Deneen is the David A. Potenziani Memorial Associate Professor of Constitutional Studies at Notre Dame University. He is a regular author for both First Things magazine and the American Conservative.
“Patrick Deneen cherishes the classical conception of political community or the polis,” Assistant Professor of History and Symposium faculty adviser Matthew Gaetano said. “He believes that Aristotle’s perspective on politics provides what is necessary for human flourishing. Like many at Hillsdale, he sees our current social and economic structures as inimical to that kind of community and therefore to happiness itself. Deneen challenges us at Hillsdale by asking about whether deeply-held American beliefs like contract theory or natural rights may be a part of explaining why we are facing the problems of our own time.”
The invitation to come speak at Hillsdale was extended after some students attended an Edith Stein conference at Notre Dame and met Deneen there. Senior Katie Summa, Symposium treasurer, was one of those students.
“Basically, I read his article in First Things a few years ago, and I was at the Edith Stein conference in February,” Summa said. “He gave this beautiful talk about libraries as temples of knowledge, and it was very beautiful. And he’s involved in ISI, and so I went up and talked with him afterwards, and emailed him and invited him to come, and he was very willing.”
Junior Mattie VanderBleek, a double major in politics and history, also met Deneen at Notre Dame after reading much of his work.
“I like that he’s engaging in a debate that a lot of people don’t want to have,” VanderBleek said. “I think he’s doing it seriously. He entertains the question that we might be entering into a postliberal society. He entertains the possibility that liberalism has run its course. If that is the case, we need to be prepared to revisit the theoretical grounding of liberal political theory.”

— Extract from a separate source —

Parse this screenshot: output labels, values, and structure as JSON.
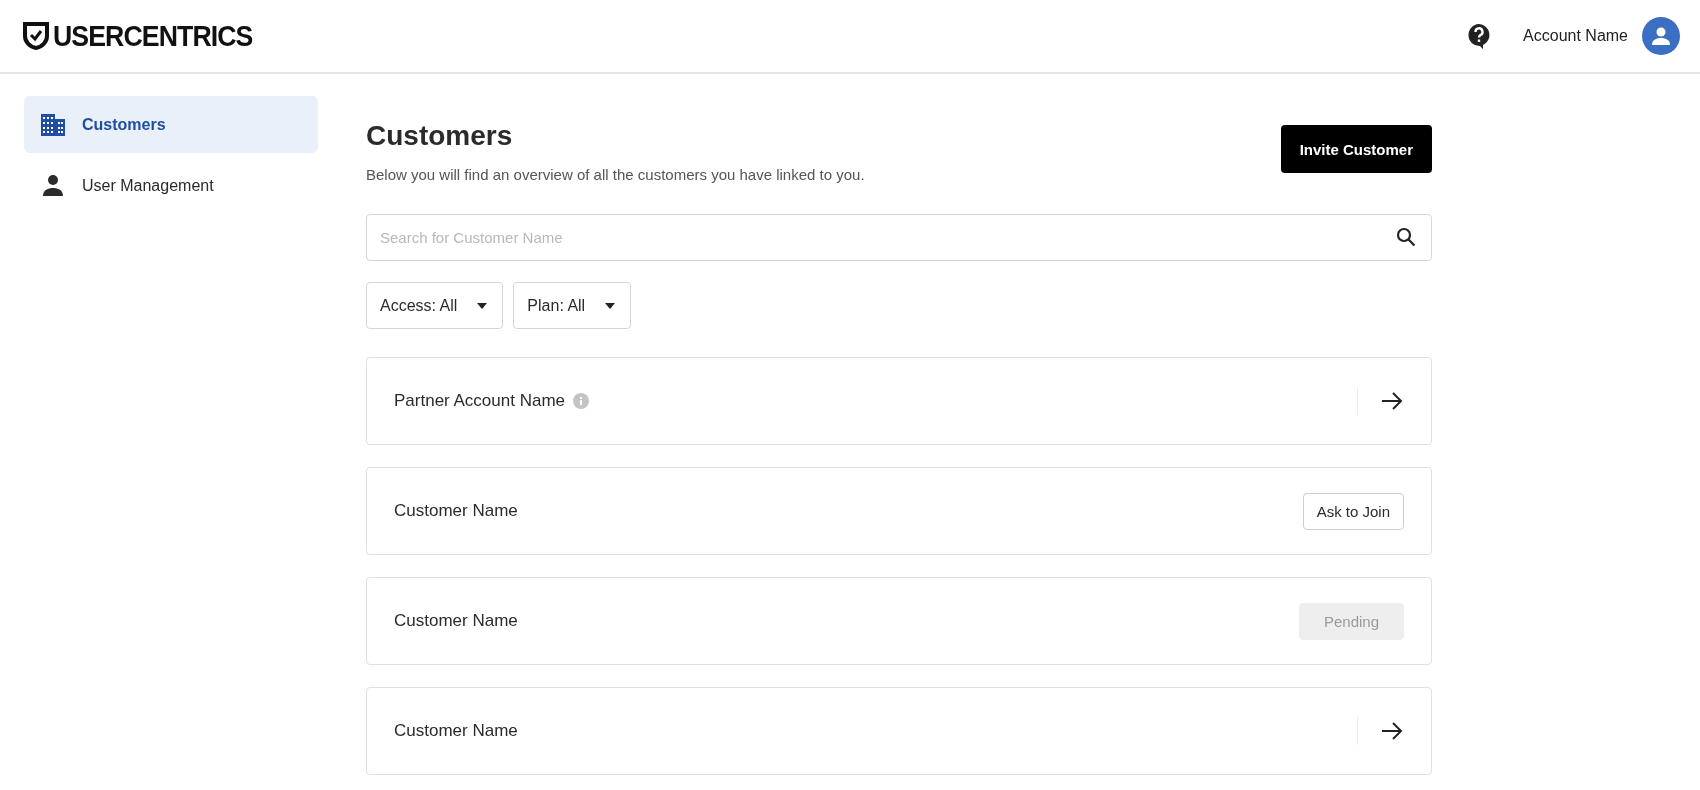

In his article titled “Unsustainable Liberalism” he said, “Thus the liberal experiment contradicts itself, and a liberal society will inevitably become ‘postliberal.’ The postliberal condition can retain many aspects that are regarded as liberalism’s triumphs—equal dignity of persons, in particular—while envisioning an alternative understanding of the human person, human community, politics, and the relationship of the cities of Man to the city of God.”

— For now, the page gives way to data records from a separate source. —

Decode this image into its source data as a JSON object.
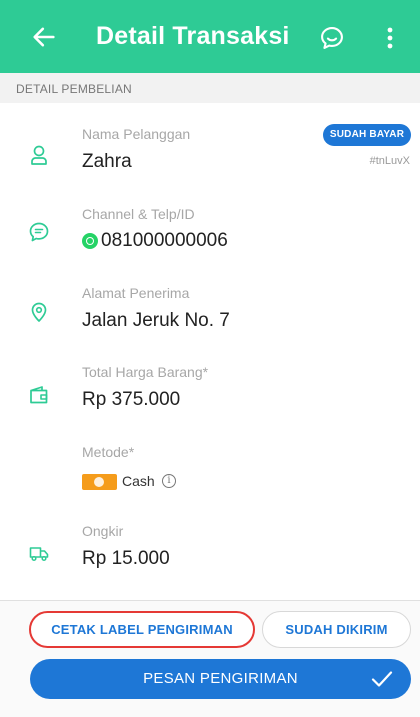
{
  "appbar": {
    "title": "Detail Transaksi",
    "back_icon": "arrow-left-icon",
    "chat_icon": "chat-bubble-icon",
    "more_icon": "more-vertical-icon",
    "color": "#2ecb95"
  },
  "section": {
    "title": "DETAIL PEMBELIAN"
  },
  "customer": {
    "label": "Nama Pelanggan",
    "value": "Zahra",
    "status_badge": "SUDAH BAYAR",
    "tag": "#tnLuvX"
  },
  "channel": {
    "label": "Channel & Telp/ID",
    "value": "081000000006",
    "channel_icon": "whatsapp-icon"
  },
  "address": {
    "label": "Alamat Penerima",
    "value": "Jalan Jeruk No. 7"
  },
  "total": {
    "label": "Total Harga Barang*",
    "value": "Rp 375.000"
  },
  "method": {
    "label": "Metode*",
    "value": "Cash",
    "info_glyph": "i"
  },
  "shipping": {
    "label": "Ongkir",
    "value": "Rp 15.000"
  },
  "actions": {
    "print_label": "CETAK LABEL PENGIRIMAN",
    "shipped": "SUDAH DIKIRIM",
    "order_shipping": "PESAN PENGIRIMAN"
  },
  "colors": {
    "accent": "#2ecb95",
    "primary": "#1e77d6",
    "highlight": "#e53935"
  }
}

Deneen has already been in discourse with Hillsdale, as Associate Professor of Philosophy Nathan Schlueter has written responses to some of Deneen’s articles.
“He’ll be speaking on Leo Strauss,” Symposium president senior Devin Creed said. “He definitely has a different perspective than everyone in our politics department.”

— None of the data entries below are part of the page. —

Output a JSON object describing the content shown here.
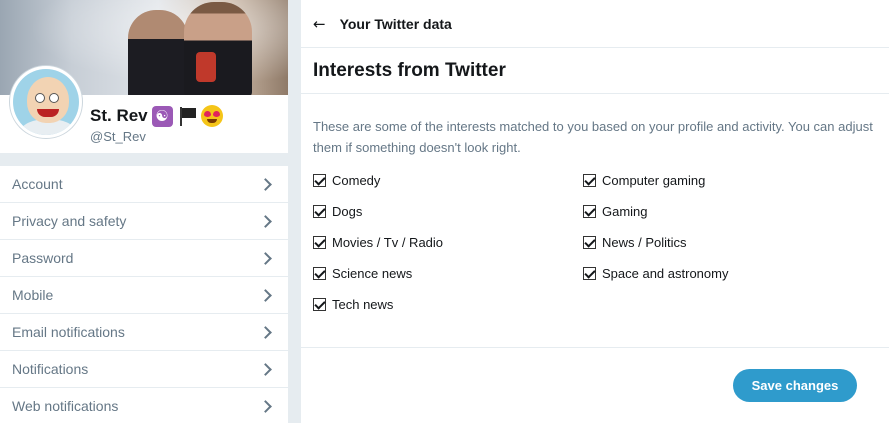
{
  "profile": {
    "name": "St. Rev",
    "handle": "@St_Rev",
    "name_emoji_icons": [
      "yin-yang-icon",
      "black-flag-icon",
      "heart-eyes-icon"
    ]
  },
  "menu": {
    "items": [
      {
        "label": "Account"
      },
      {
        "label": "Privacy and safety"
      },
      {
        "label": "Password"
      },
      {
        "label": "Mobile"
      },
      {
        "label": "Email notifications"
      },
      {
        "label": "Notifications"
      },
      {
        "label": "Web notifications"
      }
    ]
  },
  "header": {
    "back_icon": "arrow-left-icon",
    "title": "Your Twitter data"
  },
  "section": {
    "title": "Interests from Twitter",
    "description": "These are some of the interests matched to you based on your profile and activity. You can adjust them if something doesn't look right."
  },
  "interests": [
    {
      "label": "Comedy",
      "checked": true
    },
    {
      "label": "Computer gaming",
      "checked": true
    },
    {
      "label": "Dogs",
      "checked": true
    },
    {
      "label": "Gaming",
      "checked": true
    },
    {
      "label": "Movies / Tv / Radio",
      "checked": true
    },
    {
      "label": "News / Politics",
      "checked": true
    },
    {
      "label": "Science news",
      "checked": true
    },
    {
      "label": "Space and astronomy",
      "checked": true
    },
    {
      "label": "Tech news",
      "checked": true
    }
  ],
  "actions": {
    "save_label": "Save changes"
  },
  "colors": {
    "accent": "#2f9bcc",
    "background": "#e6ecf0",
    "muted_text": "#657786"
  }
}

Besides asking difficult but necessary questions about politics, modern liberalism, and constitutionalism, Deneen has also written a critique of the great books tradition in his article “Against Great Books,” in First Things magazine.
Symposium officer junior Chris McCaffery said this perspective is one of the things that make his presence on campus valuable.
“Myself and the other officers of the Symposium, think, from reading his published writings and interacting with him, that he has an interesting perspective on America’s political order and politics in general,” McCaffery said. “We are excited to have him on campus.”